NYU is an engaged university – a private university in the public service:

  • whose business incubators – including a new incubator in Brooklyn to support military veterans and the startAD initiative in Abu Dhabi – are supporting scores of aspiring entrepreneurs and have created thousands of jobs;
  • that provides free or low-cost dental services to 50,000 lower-income New Yorkers annually;
  • that is leading a major health study of UAE nationals;
  • whose students undertake a staggering 1.7 million hours of community engagement annually;
  • with the largest America Reads/America Counts program in the nation, providing some 87,000 hours of service in NYC public schools every year.

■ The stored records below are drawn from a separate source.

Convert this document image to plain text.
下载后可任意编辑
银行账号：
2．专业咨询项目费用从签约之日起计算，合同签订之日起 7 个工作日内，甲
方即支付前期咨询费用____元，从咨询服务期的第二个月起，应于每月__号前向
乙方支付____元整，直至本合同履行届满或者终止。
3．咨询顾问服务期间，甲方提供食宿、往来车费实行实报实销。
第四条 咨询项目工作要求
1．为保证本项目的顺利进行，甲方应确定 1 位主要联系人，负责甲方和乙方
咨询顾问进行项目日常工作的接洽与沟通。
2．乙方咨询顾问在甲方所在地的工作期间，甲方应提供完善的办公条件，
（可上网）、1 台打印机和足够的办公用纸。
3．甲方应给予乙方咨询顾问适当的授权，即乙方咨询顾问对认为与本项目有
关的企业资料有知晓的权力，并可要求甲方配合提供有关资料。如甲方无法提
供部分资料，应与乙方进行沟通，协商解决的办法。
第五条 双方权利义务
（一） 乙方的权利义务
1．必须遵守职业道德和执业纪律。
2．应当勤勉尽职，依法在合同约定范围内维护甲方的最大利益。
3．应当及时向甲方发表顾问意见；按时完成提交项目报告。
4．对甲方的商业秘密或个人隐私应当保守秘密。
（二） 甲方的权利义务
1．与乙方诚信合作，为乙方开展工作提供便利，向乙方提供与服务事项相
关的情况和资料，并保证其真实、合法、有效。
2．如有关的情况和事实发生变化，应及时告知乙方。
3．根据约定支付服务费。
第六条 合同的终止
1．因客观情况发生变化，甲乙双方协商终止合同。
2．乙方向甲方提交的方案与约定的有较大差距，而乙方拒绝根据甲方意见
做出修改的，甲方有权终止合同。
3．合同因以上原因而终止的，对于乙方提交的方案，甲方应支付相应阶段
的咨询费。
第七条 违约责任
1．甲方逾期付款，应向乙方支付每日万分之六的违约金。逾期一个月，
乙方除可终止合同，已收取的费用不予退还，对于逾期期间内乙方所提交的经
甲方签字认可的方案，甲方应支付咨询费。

This coming year will be no less ambitious, engaged, or exacting. I am pleased to announce that we exceeded our $1 billion goal to raise funds for financial aid, and this year we have awarded the most generous scholarship grants in our history. In that vein, beginning this year we will award all DACA students institutional scholarship aid on an equal footing as US citizens, and will become the first university in the U.S. to offer tuition-free medical education. In addition, beginning this fall, all student workers will be paid a minimum wage of $15/hour.

We continue to make strides on sustainability. Notably, our new facility at 370 Jay St. in Brooklyn has just been named a LEED Platinum facility – NYU's third building so designated in the last six years. Thanks to the renovation we did, we project it will use approximately 50% less energy for heating and cooling than it did in its previous incarnation as the MTA's headquarters some 20 years ago. And this year we will also undertake our first major installation of solar panels: a photovoltaic array on the roof of Bobst Library.

Our wonderful and transformative Prison Education Program will expand this year, thanks to a $1 million grant from the Mellon Foundation.

And we will soon announce a plan to take our next step forward in the sciences in New York: new scientific initiatives, new science faculty, and the creation of new research laboratories.

Lastly – 2018 is an election year in the US. I strongly encourage all eligible members of the NYU community to register and vote. There is still time to register, whether you are a New York resident or from any other state, even if you are studying away. If you are not registered already, I urge you to do so. And while I press you to make your voice heard at the ballot box, let me also appeal to you, as you participate in the political dialogue, to treat one another with respect and civility.